Terus terang, sebelumnya saya tidak punya bayangan khusus tentang Osaka. Kosong blas…. Paling yang ada dalam pikiran tentang Osaka hanyalah kota industri yang banyak gedung-gedung bertingkat dan pabrik-pabrik.

Ternyata bayangan itu tidak meleset terlalu jauh lho. Dalam perjalanan dari Kansai airport ke hotel, kami harus melalui ‘highway’ yang saling silang. Bingung juga melihat mobil ada di atas kita atau kadang di bawah kita. Tidak ada pemandangan lain selain jalan bertingkat-tingkat dan gedung-gedung tinggi. Sebenarnya asyik juga sih. Sebuah pengalaman baru buat saya.

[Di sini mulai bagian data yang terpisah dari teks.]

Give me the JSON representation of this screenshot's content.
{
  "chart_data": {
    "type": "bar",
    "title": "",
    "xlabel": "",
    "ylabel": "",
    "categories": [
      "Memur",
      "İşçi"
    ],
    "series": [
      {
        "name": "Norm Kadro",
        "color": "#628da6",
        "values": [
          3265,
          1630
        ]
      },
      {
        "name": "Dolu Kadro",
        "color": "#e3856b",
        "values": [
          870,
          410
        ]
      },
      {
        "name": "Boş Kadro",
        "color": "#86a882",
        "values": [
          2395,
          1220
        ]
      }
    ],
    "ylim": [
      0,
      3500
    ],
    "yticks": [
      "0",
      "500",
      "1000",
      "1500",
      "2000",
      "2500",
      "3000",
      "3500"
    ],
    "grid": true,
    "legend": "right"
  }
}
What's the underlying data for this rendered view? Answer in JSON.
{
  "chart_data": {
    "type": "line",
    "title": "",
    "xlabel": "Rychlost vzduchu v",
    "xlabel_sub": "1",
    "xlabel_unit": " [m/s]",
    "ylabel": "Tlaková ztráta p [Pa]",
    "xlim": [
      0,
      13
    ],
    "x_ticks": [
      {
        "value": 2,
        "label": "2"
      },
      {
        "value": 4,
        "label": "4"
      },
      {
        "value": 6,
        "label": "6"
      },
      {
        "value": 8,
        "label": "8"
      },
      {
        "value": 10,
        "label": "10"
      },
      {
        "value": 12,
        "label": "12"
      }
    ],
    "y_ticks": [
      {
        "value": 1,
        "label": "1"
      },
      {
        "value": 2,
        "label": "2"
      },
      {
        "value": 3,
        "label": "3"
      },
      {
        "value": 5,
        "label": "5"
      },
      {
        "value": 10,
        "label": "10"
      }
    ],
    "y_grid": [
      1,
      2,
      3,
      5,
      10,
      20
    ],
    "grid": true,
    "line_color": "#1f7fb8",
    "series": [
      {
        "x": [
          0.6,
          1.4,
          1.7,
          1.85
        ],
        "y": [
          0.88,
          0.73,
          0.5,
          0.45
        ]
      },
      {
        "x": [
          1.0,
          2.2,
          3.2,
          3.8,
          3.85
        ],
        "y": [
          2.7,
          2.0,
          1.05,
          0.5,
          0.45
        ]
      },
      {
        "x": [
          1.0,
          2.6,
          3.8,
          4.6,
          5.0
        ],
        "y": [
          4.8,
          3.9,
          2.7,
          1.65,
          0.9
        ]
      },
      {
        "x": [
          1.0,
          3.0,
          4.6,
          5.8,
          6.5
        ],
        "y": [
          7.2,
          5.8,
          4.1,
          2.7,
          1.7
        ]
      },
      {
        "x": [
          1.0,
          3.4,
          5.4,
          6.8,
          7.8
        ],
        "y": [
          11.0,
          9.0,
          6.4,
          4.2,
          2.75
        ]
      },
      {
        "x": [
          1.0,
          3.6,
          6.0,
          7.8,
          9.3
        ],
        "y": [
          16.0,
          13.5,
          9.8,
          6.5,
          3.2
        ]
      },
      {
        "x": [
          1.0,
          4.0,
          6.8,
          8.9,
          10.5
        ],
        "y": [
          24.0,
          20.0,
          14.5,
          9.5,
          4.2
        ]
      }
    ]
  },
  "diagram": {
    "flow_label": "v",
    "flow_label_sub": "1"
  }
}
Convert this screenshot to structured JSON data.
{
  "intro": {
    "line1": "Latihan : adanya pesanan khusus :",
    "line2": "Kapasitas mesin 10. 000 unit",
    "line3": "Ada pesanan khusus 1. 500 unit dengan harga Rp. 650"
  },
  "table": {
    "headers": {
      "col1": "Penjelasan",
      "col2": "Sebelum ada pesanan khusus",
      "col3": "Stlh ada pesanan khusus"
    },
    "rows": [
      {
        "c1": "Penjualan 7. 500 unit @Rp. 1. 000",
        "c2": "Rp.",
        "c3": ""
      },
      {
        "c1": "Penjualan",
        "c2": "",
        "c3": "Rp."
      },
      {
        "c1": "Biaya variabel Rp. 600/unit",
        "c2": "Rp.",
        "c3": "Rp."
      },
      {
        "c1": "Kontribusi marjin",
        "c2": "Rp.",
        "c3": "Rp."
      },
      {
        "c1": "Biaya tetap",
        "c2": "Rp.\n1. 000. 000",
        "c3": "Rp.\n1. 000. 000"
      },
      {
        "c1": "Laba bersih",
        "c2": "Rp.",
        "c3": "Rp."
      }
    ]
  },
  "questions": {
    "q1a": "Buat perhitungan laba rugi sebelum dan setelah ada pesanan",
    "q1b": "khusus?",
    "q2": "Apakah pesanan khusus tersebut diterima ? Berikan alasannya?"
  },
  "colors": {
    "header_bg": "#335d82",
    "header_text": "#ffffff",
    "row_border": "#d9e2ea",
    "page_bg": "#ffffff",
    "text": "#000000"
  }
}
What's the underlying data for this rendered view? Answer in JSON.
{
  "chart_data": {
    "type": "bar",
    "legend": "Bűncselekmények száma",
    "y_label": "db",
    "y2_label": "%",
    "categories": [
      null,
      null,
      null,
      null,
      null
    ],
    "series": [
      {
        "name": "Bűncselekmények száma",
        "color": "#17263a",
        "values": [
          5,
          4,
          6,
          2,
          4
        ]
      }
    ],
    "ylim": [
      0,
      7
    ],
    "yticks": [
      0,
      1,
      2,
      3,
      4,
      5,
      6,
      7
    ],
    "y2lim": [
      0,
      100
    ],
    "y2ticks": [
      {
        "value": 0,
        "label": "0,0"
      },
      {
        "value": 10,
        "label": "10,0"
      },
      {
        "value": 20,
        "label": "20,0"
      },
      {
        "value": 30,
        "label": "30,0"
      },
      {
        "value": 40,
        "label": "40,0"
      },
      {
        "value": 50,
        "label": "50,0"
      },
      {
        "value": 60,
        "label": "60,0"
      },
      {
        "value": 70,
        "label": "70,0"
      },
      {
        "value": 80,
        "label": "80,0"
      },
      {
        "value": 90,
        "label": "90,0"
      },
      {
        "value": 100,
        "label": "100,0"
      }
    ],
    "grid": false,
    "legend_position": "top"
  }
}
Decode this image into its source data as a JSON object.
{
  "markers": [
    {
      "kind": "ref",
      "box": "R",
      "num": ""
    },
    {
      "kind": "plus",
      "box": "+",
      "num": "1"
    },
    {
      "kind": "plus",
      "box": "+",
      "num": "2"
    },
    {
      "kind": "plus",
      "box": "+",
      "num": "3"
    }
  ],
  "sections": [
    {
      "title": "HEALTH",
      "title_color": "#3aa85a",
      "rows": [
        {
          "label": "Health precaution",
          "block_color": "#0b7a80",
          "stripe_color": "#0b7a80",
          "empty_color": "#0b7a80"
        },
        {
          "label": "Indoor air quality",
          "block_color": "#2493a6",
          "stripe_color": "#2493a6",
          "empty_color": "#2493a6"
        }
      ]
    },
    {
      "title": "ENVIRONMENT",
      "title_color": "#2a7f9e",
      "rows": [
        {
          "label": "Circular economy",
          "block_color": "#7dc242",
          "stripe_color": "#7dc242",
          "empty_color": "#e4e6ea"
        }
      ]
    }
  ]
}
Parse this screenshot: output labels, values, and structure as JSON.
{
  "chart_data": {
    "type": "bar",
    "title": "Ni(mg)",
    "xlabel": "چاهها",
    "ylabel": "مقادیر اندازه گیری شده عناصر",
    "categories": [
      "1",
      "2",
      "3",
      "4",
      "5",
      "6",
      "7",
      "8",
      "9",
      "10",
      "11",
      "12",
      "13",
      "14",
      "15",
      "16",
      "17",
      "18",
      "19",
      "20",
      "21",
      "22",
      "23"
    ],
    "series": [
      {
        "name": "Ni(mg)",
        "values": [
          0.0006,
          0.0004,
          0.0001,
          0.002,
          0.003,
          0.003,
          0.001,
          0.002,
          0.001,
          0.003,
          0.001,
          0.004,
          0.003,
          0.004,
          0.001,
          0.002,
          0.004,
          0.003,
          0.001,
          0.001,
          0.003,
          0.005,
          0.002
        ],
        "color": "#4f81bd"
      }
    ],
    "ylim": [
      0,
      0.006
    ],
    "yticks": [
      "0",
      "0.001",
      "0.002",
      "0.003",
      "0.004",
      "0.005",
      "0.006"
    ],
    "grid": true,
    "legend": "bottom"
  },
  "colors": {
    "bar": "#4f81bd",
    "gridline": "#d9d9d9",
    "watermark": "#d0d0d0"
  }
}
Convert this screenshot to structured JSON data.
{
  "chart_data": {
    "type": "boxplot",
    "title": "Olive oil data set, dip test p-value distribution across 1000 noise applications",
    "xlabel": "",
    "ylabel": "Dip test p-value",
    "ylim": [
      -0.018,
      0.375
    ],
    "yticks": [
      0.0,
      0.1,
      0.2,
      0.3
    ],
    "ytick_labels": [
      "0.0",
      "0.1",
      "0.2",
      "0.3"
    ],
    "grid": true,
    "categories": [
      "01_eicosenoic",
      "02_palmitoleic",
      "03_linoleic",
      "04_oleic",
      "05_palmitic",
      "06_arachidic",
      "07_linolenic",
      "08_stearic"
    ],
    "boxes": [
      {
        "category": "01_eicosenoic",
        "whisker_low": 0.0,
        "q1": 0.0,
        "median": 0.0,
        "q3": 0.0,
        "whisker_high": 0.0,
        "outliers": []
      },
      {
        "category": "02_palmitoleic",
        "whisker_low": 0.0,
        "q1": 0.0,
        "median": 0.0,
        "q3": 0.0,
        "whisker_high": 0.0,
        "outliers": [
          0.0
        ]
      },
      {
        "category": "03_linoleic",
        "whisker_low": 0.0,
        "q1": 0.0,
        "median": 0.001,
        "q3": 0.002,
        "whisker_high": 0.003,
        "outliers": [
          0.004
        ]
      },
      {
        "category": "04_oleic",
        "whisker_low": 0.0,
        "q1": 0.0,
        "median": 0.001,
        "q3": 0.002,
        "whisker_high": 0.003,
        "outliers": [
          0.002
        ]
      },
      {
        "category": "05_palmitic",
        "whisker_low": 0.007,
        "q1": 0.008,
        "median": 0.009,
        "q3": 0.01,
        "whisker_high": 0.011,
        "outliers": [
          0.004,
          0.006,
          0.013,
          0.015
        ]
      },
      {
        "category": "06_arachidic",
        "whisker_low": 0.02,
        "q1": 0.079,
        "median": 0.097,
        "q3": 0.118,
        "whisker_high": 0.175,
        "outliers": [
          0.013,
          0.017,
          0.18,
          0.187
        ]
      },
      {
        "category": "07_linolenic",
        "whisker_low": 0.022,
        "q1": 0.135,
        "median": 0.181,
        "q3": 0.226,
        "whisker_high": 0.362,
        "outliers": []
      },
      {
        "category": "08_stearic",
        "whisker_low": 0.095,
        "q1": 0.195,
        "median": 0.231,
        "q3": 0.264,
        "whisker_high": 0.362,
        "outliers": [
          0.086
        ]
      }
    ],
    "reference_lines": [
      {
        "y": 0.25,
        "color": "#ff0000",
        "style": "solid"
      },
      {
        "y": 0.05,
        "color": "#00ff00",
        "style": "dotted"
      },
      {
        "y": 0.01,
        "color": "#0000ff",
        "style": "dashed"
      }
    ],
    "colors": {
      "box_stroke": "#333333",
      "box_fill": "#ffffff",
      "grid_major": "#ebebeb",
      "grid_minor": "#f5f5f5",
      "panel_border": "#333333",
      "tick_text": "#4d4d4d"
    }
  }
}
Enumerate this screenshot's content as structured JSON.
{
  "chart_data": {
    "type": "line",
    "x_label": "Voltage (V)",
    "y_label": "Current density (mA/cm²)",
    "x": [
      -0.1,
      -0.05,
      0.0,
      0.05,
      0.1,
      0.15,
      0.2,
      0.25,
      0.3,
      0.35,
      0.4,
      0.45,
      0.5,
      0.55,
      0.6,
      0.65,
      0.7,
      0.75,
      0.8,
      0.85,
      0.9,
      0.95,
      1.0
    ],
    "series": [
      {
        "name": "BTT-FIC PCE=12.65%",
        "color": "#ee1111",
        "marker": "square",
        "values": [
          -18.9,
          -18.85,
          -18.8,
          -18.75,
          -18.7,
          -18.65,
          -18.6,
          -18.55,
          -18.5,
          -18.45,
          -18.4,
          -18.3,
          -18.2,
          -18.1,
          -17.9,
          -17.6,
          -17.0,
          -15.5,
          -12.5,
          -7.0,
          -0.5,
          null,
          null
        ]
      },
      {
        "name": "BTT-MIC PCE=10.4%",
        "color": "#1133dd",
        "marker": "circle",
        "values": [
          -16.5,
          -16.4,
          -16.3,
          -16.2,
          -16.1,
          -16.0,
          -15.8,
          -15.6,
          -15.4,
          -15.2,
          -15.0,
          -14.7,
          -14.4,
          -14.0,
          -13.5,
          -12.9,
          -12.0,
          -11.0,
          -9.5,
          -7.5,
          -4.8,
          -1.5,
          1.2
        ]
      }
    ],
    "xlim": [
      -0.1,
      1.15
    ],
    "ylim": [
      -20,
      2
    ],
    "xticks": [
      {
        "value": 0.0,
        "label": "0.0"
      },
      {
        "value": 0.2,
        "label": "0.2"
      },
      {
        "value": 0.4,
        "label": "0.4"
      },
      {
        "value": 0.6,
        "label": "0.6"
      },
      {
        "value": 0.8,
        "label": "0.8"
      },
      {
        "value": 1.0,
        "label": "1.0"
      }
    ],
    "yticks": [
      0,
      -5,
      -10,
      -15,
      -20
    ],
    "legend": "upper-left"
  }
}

Kondisi jalan sangat bagus, seperti kondisi umum jalan-jalan di Jepang. Tidak terasa ada guncangan-guncangan dari dalam bus. pemandangan selama perjalanan serasa datar-datar saja. Langit terlihat kelabu. Padahal sudah pukul 9.00 pagi. Saya baru sadar akan berkah yang kita dapatkan buat pulau Bali yang masih banyak lahan hijaunya dan sedikit gedung tingginya. Kita masih bisa melihat langit biru dan awan yang terbang ditiup angin. Di kala malam, kita masih bisa mengagumi bintang dan bulan. Tidak heran banyak turis Jepang yang senang liburan ke Bali.

Bus berhenti di stasiun dekat hotel kami menginap, Hotel Monterey. Namun untuk mencapai hotel, kami harus berjalan kaki dulu selama sepuluh menit. Untunglah udaranya sejuk, sekitar 18 derajat. Jalan kaki sambil menarik dua bagasi menjadi tidak begitu berat.

Jam 11 siang kami sampai di Hotel Monterey. Karena belum ‘check in time’ (boleh check in kalau sudah jam 2), kami terpaksa menitipkan barang saja di reception dan segera ganti pakaian. Janji pertemuan pertama dengan travel agent mulai pukul 2 siang. Terpaksa ganti bajunya dilakukan di toilet lobby. Pakaian yang tadinya kasual disulap menjadi pakaian kerja resmi lengkap dengan jas. Keren……J

Hotel Monterey Osaka ada di daerah Umeda, sebuah daerah perkantoran elit di jantung kota Osaka. Bangunannya bergaya klasik Eropa dengan dikelilingi oleh gedung-gedung perkantoran lainnya. Selidik punya selidik, teryata Monterey adalah jaringan hotel yang berpusat di Austria (kalau tidak salah… hehehe). Di depan hotel ada boulevard yang cukup lebar dan sejuk dengan pohon perindang. Sepanjang hari biasanya dipenuhi oleh pejalan kaki yang lalu lalang. Pada umumnya adalah mereka yang bekerja di sekitar daerah itu. Hotelnya tidak begitu besar, kurang lebih ada 150 kamar. Hotel ini terkenal dengan chapelnya yang menjadi tempat favorit sebagai tempat pernikahan. Ada tiga sampai lima pernikahan setiap harinya.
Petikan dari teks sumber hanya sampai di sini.